Sendero La Paciencia, Tierra del Fuego.

Sobre la interdisciplina, el científico destaca la colaboración entre distintas áreas del conocimiento y saberes para el manejo de especies exóticas invasoras, que el manejo sea co-diseñado por personas que habitan el territorio, profesionales desde la veterinaria, ingeniería, sociología, antropología, comunicaciones, “para que realmente sea efectivo el manejo social, y económicamente viable en el tiempo su manejo y minimizar impactos”, destacó.

 

Arte y ciencia

Asimismo, el investigador García asume que desde la ciencia existe un sesgo academicista que el formato audiovisual y comunicacional obliga a romper, “ha sido fructífero la comunión entre ciencia, comunicaciones, territorio y capacidad audiovisual, ellos nos han enseñado cómo mostrar lo que queremos comunicar, de manera más didáctica y artística”, afirmó. A su vez, Carlos Saavedra destaca la cantidad de material, nutritivo en lo narrativo desde el ámbito científico, etnográfico, paisajístico y de especies.

Sendero La Paciencia, Tierra del Fuego.
Sendero La Paciencia, Tierra del Fuego.

“Existen varios aprendizajes de distinta naturaleza, de la cultura, relaciones, problemáticas, también comprender cómo opera la ciencia, entender sus dificultades y la importancia de sus estudios. Además existe un aprendizaje propio sobre distintas formas de vida, son elementos que te transforman, desde los mismos territorios y de lo simple, aprender del trabajo y del sacrificio, son cosas muy espirituales que te van cambiando y te da experiencia”, destaca el realizador audiovisual, quien hasta el momento había realizado mucha etnografía, pero nunca asociado a elementos científicos desde la biología.
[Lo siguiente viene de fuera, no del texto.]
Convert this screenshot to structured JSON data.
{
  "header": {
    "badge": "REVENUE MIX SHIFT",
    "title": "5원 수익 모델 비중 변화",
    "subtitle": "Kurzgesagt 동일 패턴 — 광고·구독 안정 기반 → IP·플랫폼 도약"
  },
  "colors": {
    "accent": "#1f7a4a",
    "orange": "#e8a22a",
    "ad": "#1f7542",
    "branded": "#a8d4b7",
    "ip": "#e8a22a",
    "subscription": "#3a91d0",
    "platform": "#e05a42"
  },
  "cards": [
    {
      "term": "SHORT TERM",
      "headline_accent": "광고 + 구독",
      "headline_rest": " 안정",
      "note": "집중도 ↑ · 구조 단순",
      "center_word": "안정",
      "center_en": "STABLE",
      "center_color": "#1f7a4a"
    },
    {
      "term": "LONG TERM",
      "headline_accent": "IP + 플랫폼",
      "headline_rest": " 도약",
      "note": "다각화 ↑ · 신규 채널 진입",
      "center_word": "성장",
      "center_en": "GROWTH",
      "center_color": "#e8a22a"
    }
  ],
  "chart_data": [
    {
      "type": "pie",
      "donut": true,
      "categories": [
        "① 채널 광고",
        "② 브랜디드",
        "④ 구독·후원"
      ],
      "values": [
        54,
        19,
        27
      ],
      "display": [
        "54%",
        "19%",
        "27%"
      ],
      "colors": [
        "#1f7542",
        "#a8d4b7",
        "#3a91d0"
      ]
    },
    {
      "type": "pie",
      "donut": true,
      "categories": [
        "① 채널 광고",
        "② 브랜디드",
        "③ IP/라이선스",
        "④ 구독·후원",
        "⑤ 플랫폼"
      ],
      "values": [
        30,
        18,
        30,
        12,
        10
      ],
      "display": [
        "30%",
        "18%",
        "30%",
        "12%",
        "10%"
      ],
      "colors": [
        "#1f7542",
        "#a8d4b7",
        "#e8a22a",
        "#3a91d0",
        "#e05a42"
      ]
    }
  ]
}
Sobre la continuidad de estos ensambles de saberes y conocimientos entre arte y ciencia, el profesional anima a que las instituciones comprendan la importancia de lo que realizan, y que es necesario obtener recursos para divulgar estos conocimientos, saberes y reflexiones socioecológicas. “Esta es una serie documental urgente para Chile, comprender desde el ámbito científico pero con herramientas audiovisuales. Esta obra audiovisual posee un formato documental no sólo para comunicar lo científico, sino para compartir el arte de la cinematografía, que es algo que me interesa mucho. La contemplación, la atmósfera, la fotografía, es el componente que ha impulsado este proyecto para divulgar conocimiento y realidad, tanto para la gente de los territorios como las personas de grandes ciudades, quienes parecen estar distantes pero no. La tierra, el agua y los paisajes son uno solo, y es vital comprender su importancia en nuestras vidas”, destacó Saavedra. En ese sentido, uno de los objetivos de la obra es conmover e impresionar desde lo sensorial, por lo tanto existe una gran exigencia en el montaje de cada capítulo, etapa en la que se encuentra el equipo audiovisual para exhibir el primer capítulo a fines de marzo por el Canal UChileTV, el cual también será compartido por las redes sociales del IEB.